Cada domingo, en el Credo, renovamos nuestra profesión de fe en la resurrección
de Cristo, acontecimiento sorprendente que constituye la clave de bóveda del
cristianismo. En la Iglesia todo se comprende a partir de este gran misterio,
que ha cambiado el curso de la historia y se hace actual en cada celebración
eucarística.
Sin
embargo, existe un tiempo litúrgico en el que esta realidad central de la fe
cristiana se propone a los fieles de un modo más intenso en su riqueza
doctrinal e inagotable vitalidad, para que la redescubran cada vez más y la
vivan cada vez con mayor fidelidad: es el tiempo pascual. Cada año, en el
«santísimo Triduo de Cristo crucificado, muerto y resucitado», como lo llama
san Agustín, la Iglesia recorre, en un clima de oración y penitencia, las
etapas conclusivas de la vida terrena de Jesús: su condena a muerte, la subida
al Calvario llevando la cruz, su sacrificio por nuestra salvación y su
sepultura. Luego, al «tercer día», la Iglesia revive su resurrección: es la
Pascua, el paso de Jesús de la muerte a la vida, en el que se realizan en
plenitud las antiguas profecías. Toda la liturgia del tiempo pascual canta la
certeza y la alegría de la resurrección de Cristo.
Queridos
hermanos y hermanas, debemos renovar constantemente nuestra adhesión a Cristo
muerto y resucitado por nosotros: su Pascua es también nuestra Pascua, porque
en Cristo resucitado se nos da la certeza de nuestra resurrección. La noticia
de su resurrección de entre los muertos no envejece y Jesús está siempre vivo;
y también sigue vivo su Evangelio.
«La
fe de los cristianos —afirma san Agustín— es la resurrección de Cristo».

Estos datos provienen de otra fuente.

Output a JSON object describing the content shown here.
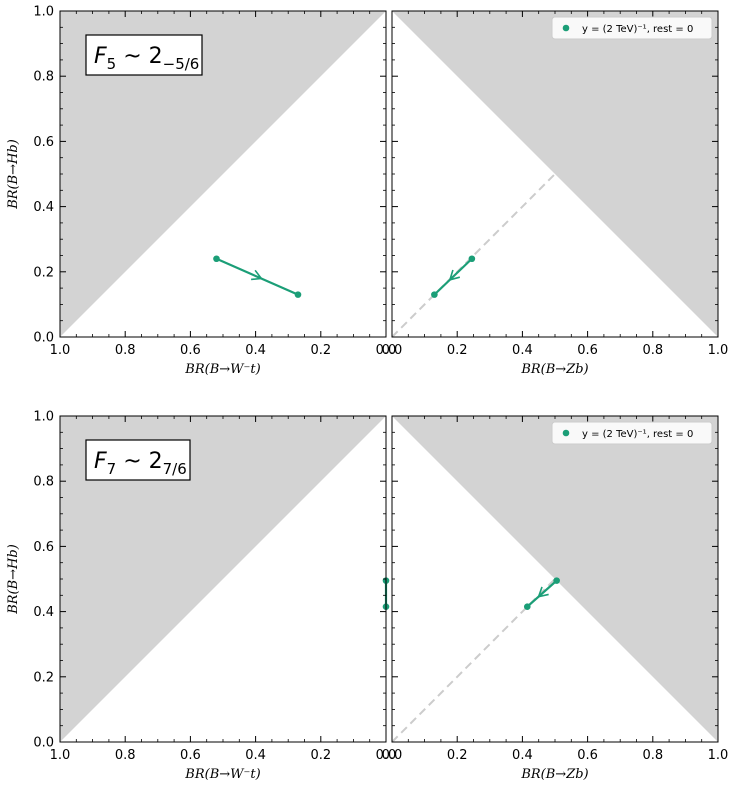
{
  "figure": {
    "colors": {
      "excluded_region": "#d3d3d3",
      "series": "#1b9e77",
      "diagonal": "#cccccc",
      "legend_border": "#cccccc"
    }
  },
  "chart_data": [
    {
      "panel": "top",
      "type": "line",
      "label_main": "F",
      "label_main_sub": "5",
      "label_tilde": " ~ 2",
      "label_rep_sub": "−5/6",
      "left": {
        "xlabel": "BR(B→W⁻t)",
        "ylabel": "BR(B→Hb)",
        "xlim": [
          1.0,
          0.0
        ],
        "ylim": [
          0.0,
          1.0
        ],
        "xticks": [
          "1.0",
          "0.8",
          "0.6",
          "0.4",
          "0.2",
          "0.0"
        ],
        "yticks": [
          "0.0",
          "0.2",
          "0.4",
          "0.6",
          "0.8",
          "1.0"
        ],
        "excluded": "above diagonal BR_Hb > 1 - BR_Wt",
        "series": [
          {
            "x": [
              0.52,
              0.27
            ],
            "y": [
              0.24,
              0.13
            ],
            "arrow": true
          }
        ]
      },
      "right": {
        "xlabel": "BR(B→Zb)",
        "xlim": [
          0.0,
          1.0
        ],
        "ylim": [
          0.0,
          1.0
        ],
        "xticks": [
          "0.0",
          "0.2",
          "0.4",
          "0.6",
          "0.8",
          "1.0"
        ],
        "excluded": "above anti-diagonal BR_Hb > 1 - BR_Zb",
        "diagonal": [
          [
            0.0,
            0.0
          ],
          [
            0.5,
            0.5
          ]
        ],
        "legend": "y = (2 TeV)⁻¹, rest = 0",
        "series": [
          {
            "x": [
              0.245,
              0.13
            ],
            "y": [
              0.24,
              0.13
            ],
            "arrow": true
          }
        ]
      }
    },
    {
      "panel": "bottom",
      "type": "line",
      "label_main": "F",
      "label_main_sub": "7",
      "label_tilde": " ~ 2",
      "label_rep_sub": "7/6",
      "left": {
        "xlabel": "BR(B→W⁻t)",
        "ylabel": "BR(B→Hb)",
        "xlim": [
          1.0,
          0.0
        ],
        "ylim": [
          0.0,
          1.0
        ],
        "xticks": [
          "1.0",
          "0.8",
          "0.6",
          "0.4",
          "0.2",
          "0.0"
        ],
        "yticks": [
          "0.0",
          "0.2",
          "0.4",
          "0.6",
          "0.8",
          "1.0"
        ],
        "excluded": "above diagonal BR_Hb > 1 - BR_Wt",
        "series": [
          {
            "x": [
              0.0,
              0.0
            ],
            "y": [
              0.495,
              0.415
            ],
            "arrow": false
          }
        ]
      },
      "right": {
        "xlabel": "BR(B→Zb)",
        "xlim": [
          0.0,
          1.0
        ],
        "ylim": [
          0.0,
          1.0
        ],
        "xticks": [
          "0.0",
          "0.2",
          "0.4",
          "0.6",
          "0.8",
          "1.0"
        ],
        "excluded": "above anti-diagonal BR_Hb > 1 - BR_Zb",
        "diagonal": [
          [
            0.0,
            0.0
          ],
          [
            0.5,
            0.5
          ]
        ],
        "legend": "y = (2 TeV)⁻¹, rest = 0",
        "series": [
          {
            "x": [
              0.505,
              0.415
            ],
            "y": [
              0.495,
              0.415
            ],
            "arrow": true
          }
        ]
      }
    }
  ]
}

Los Hechos de los Apóstoles lo explican claramente: «Dios dio
a todos los hombres una prueba segura sobre Jesús al resucitarlo de entre los
muertos» (Hch 17, 31). En efecto, no era suficiente la muerte para
demostrar que Jesús es verdaderamente el Hijo de Dios, el Mesías esperado.
¡Cuántos, en el decurso de la historia, han consagrado su vida a una causa
considerada justa y han muerto! Y han permanecido muertos.
La
muerte del Señor demuestra el inmenso amor con el que nos ha amado hasta
sacrificarse por nosotros; pero sólo su resurrección es «prueba segura», es
certeza de que lo que afirma es verdad, que vale también para nosotros, para
todos los tiempos. Al resucitarlo, el Padre lo glorificó. San Pablo escribe en
la carta a los Romanos: «Si confiesas con tu boca que Jesús es
Señor y crees en tu corazón que Dios lo resucitó de entre los muertos, serás
salvo» (Rm 10, 9).
Es
importante reafirmar esta verdad fundamental de nuestra fe, cuya verdad
histórica está ampliamente documentada, aunque hoy, como en el pasado, no
faltan quienes de formas diversas la ponen en duda o incluso la niegan. El
debilitamiento de la fe en la resurrección de Jesús debilita, como
consecuencia, el testimonio de los creyentes. En efecto, si falla en la Iglesia
la fe en la Resurrección, todo se paraliza, todo se derrumba. Por el contrario,
la adhesión de corazón y de mente a Cristo muerto y resucitado cambia la vida e
ilumina la existencia de las personas y de los pueblos.
¿No
es la certeza de que Cristo resucitó la que ha infundido valentía, audacia
profética y perseverancia a los mártires de todas las épocas? ¿No es el
encuentro con Jesús vivo el que ha convertido y fascinado a tantos hombres y
mujeres, que desde los inicios del cristianismo siguen dejándolo todo para
seguirlo y poniendo su vida al servicio del Evangelio? «Si Cristo no resucitó,
—decía el apóstol san Pablo— es vana nuestra predicación y es vana también
nuestra fe» (1Co 15, 14). Pero ¡resucitó!
(Benedicto XVI de la
Audiencia General del 26 de marzo de 2008 - continuar leyendo)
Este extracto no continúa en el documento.